I realized yesterday just how materialisticI've become. When I say this, I mean, I would honestly, beyond all reason, rather buy a $2500 computer and just barely have enough money to buy food for the rest of the month, living off of once-a-day meals instead of the physician approved three-meals-a-day, than have to do anything on a computer that freezes, or crashes, or runs incredibly slow. I say $2500 computer, not as an example, but because that was the price of the computer that Derek bought, and yesterday, I was playing on our old laptop, I can tell ya, big difference.
I almost thought I'd break the damn thing.
Honestly, it makes me a little sad, because I can remember my youth, and how I would've prefered being outside, than cooping myself up inside playing video games or looking at stuff on YouTube. I only even played video games when it was too rainy for the outdoors, or there was three feet of snow on the ground that I had just come in from and was too cold to do anything else. I've mellowed out a lot over the years, and now I positively loathe cold weather and hate the snow. I just find myself sometimes wishing I had retained some of the simplicity of my youth. My need to always have something to do, some game to play, some movie to watch, it makes me jealous of the friends I have that don't need anything, that are okay hopping trains, back packing across the country, camping wherever they're comfortable. I want to do that. I want to be able to cut all ties to this materialistic comforts that I surround myself with and just relax. I can't. I'm too weak, and I hate the bugs that reside in the wilderness.

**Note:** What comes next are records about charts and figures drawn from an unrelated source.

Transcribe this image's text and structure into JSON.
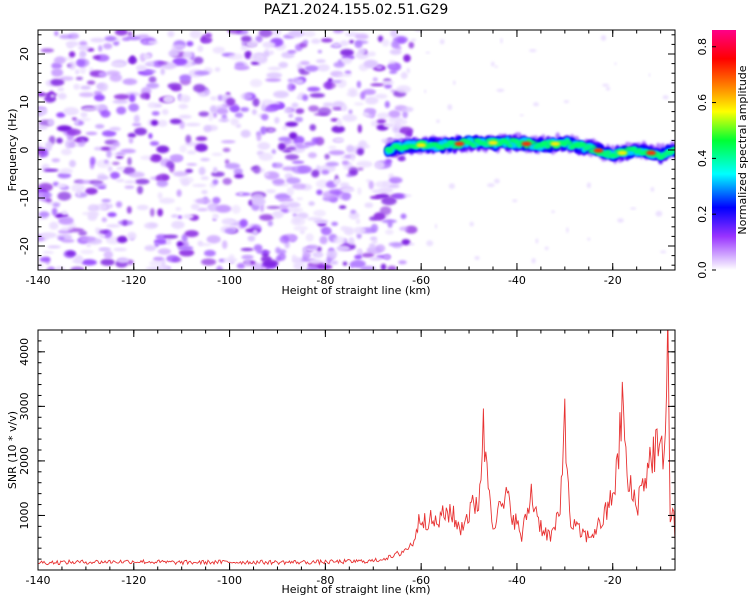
{
  "figure": {
    "title": "PAZ1.2024.155.02.51.G29"
  },
  "chart_data": [
    {
      "type": "heatmap",
      "xlabel": "Height of straight line (km)",
      "ylabel": "Frequency (Hz)",
      "xlim": [
        -140,
        -7
      ],
      "ylim": [
        -25,
        25
      ],
      "x_ticks": [
        "-140",
        "-120",
        "-100",
        "-80",
        "-60",
        "-40",
        "-20"
      ],
      "y_ticks": [
        "-20",
        "-10",
        "0",
        "10",
        "20"
      ],
      "colorbar": {
        "label": "Normalized spectral amplitude",
        "range": [
          0,
          0.86
        ],
        "ticks": [
          "0.0",
          "0.2",
          "0.4",
          "0.6",
          "0.8"
        ],
        "colors": [
          "#ffffff",
          "#d9b8ff",
          "#9933ff",
          "#0000ff",
          "#00ffff",
          "#00ff33",
          "#ffff00",
          "#ff8800",
          "#ff0000",
          "#ff0088"
        ]
      },
      "noise_region_x": [
        -140,
        -63
      ],
      "signal_ridge": {
        "x": [
          -67,
          -63,
          -60,
          -55,
          -50,
          -45,
          -40,
          -35,
          -30,
          -25,
          -20,
          -15,
          -10,
          -7
        ],
        "frequency_hz": [
          0,
          1,
          1,
          1,
          1.5,
          1.5,
          1.5,
          1,
          1.5,
          0.5,
          -1,
          0,
          -1,
          0
        ],
        "peak_x": [
          -60,
          -52,
          -45,
          -38,
          -32,
          -23,
          -18,
          -12
        ]
      }
    },
    {
      "type": "line",
      "xlabel": "Height of straight line (km)",
      "ylabel": "SNR (10 * v/v)",
      "xlim": [
        -140,
        -7
      ],
      "ylim": [
        0,
        4400
      ],
      "x_ticks": [
        "-140",
        "-120",
        "-100",
        "-80",
        "-60",
        "-40",
        "-20"
      ],
      "y_ticks": [
        "1000",
        "2000",
        "3000",
        "4000"
      ],
      "series": [
        {
          "color": "#e83232",
          "x": [
            -140,
            -130,
            -120,
            -110,
            -100,
            -90,
            -80,
            -70,
            -66,
            -62,
            -60,
            -57,
            -54,
            -52,
            -50,
            -48,
            -47,
            -45,
            -42,
            -39,
            -37,
            -35,
            -33,
            -31,
            -30,
            -29,
            -27,
            -25,
            -23,
            -21,
            -19,
            -18,
            -17,
            -15,
            -13,
            -11,
            -10,
            -9,
            -8.5,
            -8,
            -7.5,
            -7
          ],
          "y": [
            120,
            130,
            140,
            120,
            130,
            125,
            130,
            150,
            230,
            450,
            1000,
            850,
            1100,
            750,
            1050,
            1300,
            2500,
            900,
            1300,
            600,
            1400,
            800,
            600,
            1000,
            3050,
            900,
            700,
            600,
            800,
            1100,
            1800,
            3200,
            1600,
            1200,
            1800,
            2300,
            2000,
            2600,
            4400,
            800,
            1200,
            600
          ]
        }
      ]
    }
  ]
}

Derek had two days off in a row, Friday and Saturday. Neither of them went very well. I wanted it to be like the last time he had two days off, where we sat down, enjoyed a nice dinner, enjoyed each others company, and just relaxed together. I suppose trying to work up to equal the whole sensation of that last time, I probably ruined it for myself. I spent most of the time either playing Fable 2 or watching him play Silent Hill: Homecoming, reading from a guide to make sure he didn't miss anything. When he made a mistake, he got upset. Not a normal, "well crap, that sucks." upset. He punched the TV and made his knuckles bleed, and then told me to stop acting like a child when I tried to get him into the bathroom to clean them up. ( hypocrite ) We argued about the same old things we always argue about, about my insecurities, and how three years doesn't even seem like a lot to me now that my friend's relationship of seven years just ended. And he told me to just think about it, to think about this insecurity the next time it came up, to think about what I'm going to say before I go off on another of my incredibly childish and all too over-dramatically ridiculous "YOU HATE ME!" tangents, not even throwing in his face his frequently surfacing anger. I know he's been working on it. The only reason I dislike his anger is because the yelling scares me, the punching of pillows scares me, the breaking of lamps and fans scares me. I know I'd never be the one in his war-path, I'm smart enough to hang back until he finishes his rant about how much he hates his life and calms down enough so that I can sit by him and offer him whatever comfort he gets from me being there for him, I know this, just as I know he loves me, but the insecurities are always there, they always have been, no amount of therapy and no amount of reassurance has been able to really get through and make them go away.
I always end up wishing I was different, that I could just be a better person for him, that I could be stronger for him. That's just wishful thinking. I've been trying to strengthen myself for two years, and I've gotten nowhere.
Every problem that we end up having in our relationship, when I sit down and think them through, I know will always come back to me, some problem that I've had or caused.
We're both just two big ol' bags of crazy.
Two crazies don't give any sort of balance.